The sexualization of little girls in our culture continues unabated as an online retailer based in Australia offers a skimpy black tulle outfit for 3 year-olds with a sexualized slogan across the chest.
The Sun is reporting on the outfit that has sparked a social media firestorm among parents who are outraged by the outfit being listed for sale by the Australian store OZSALE. The black tulle dress with spaghetti strap top, available for girls ages 3 to 9, sports a slogan across the chest that reads, “I’m sexy and I know it.”
According to The Sun, the item was spotted by Facebook group Let Clothes Be Clothes, who posted a picture of the dress to their page.

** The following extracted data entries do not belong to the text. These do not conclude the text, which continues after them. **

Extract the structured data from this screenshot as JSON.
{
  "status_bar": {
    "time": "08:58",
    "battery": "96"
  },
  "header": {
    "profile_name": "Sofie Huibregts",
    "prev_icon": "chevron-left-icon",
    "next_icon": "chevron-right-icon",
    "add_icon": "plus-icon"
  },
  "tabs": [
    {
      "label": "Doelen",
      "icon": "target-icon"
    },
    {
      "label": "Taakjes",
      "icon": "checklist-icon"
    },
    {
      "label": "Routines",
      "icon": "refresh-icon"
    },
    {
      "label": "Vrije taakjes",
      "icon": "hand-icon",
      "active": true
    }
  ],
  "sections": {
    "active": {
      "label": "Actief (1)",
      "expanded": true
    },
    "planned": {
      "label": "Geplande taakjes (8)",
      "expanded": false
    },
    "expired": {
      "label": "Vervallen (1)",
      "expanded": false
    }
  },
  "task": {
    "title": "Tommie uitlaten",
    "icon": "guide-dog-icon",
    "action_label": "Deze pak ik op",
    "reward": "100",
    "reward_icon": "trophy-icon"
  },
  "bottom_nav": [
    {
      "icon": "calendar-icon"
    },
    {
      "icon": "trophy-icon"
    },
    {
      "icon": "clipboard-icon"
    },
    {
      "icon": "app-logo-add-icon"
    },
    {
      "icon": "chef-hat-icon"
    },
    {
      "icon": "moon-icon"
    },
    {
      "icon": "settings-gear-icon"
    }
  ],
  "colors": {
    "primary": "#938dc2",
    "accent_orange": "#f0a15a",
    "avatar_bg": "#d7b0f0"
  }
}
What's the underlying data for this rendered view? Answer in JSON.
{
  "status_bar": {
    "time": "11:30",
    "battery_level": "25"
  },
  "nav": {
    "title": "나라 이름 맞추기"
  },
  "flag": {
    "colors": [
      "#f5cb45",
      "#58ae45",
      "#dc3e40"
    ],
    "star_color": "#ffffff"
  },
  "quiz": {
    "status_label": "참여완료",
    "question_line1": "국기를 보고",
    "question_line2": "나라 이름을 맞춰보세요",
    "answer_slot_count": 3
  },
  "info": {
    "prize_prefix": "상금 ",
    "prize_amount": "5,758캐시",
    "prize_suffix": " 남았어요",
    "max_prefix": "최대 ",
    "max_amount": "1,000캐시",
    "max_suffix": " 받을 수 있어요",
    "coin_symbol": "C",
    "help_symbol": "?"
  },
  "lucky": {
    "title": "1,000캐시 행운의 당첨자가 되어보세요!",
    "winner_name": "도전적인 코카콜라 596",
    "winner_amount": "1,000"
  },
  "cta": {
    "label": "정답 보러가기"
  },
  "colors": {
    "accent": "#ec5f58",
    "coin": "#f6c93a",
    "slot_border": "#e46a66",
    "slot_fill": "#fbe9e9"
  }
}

“Sent by a supporter in Australia … Is this THE worst item of clothing on sale to 3-year-olds, in the world? … Very very concerning,” they wrote in the post.
“Can’t believe anyone even suggested this, let alone it being approved, made, stocked and (I can only presume) bought by anyone!” said one parent, while another added, “Who in God’s name thought this was a suitable item for a small child??”
Another respondent wisely pointed out, “We sexualize little girls and then wonder at the problems women face in terms of image, self-esteem, self-worth, equality in the workplace, victims of misogyny etc etc etc.”
“And I have to blame the parents who actually buy stuff like this or allow their children to wear it.”
Another simply said: “This is disgusting. I don’t even have words.”
Thus far, the only response OZSALE made to the ruckus is the pull the photo of the dress from the site and mark the item “Sold Out.”
Even though some adults might think this kind of sexualized messaging on children’s clothes is “cute,” in addition to attracting the wrong kind of attention to our little ones, it also teaches young children that being sexy means being pretty and getting a lot of attention. As they grow up and learn what sexy really means – and start dressing that way – it can lead to all kinds of problems.
In addition, this kind of sexualized messaging can be very disturbing to girls, especially in the delicate pre-teen years when they are so self-conscious about their bodies. It makes them feel pressured to look like the underweight and over-airbrushed models depicted in teen magazines
This pressure is very real! As our Young Women of Grace study reports, one in four girls say they feel pressured into having the perfect body. Seventy four percent say they feel pressured to be “super girls” who have to please everyone.
And we all know where this pressure has led too many of our young women – to an epidemic of eating disorders.
OZSALE should be much more careful about the kind of clothes it offers the public.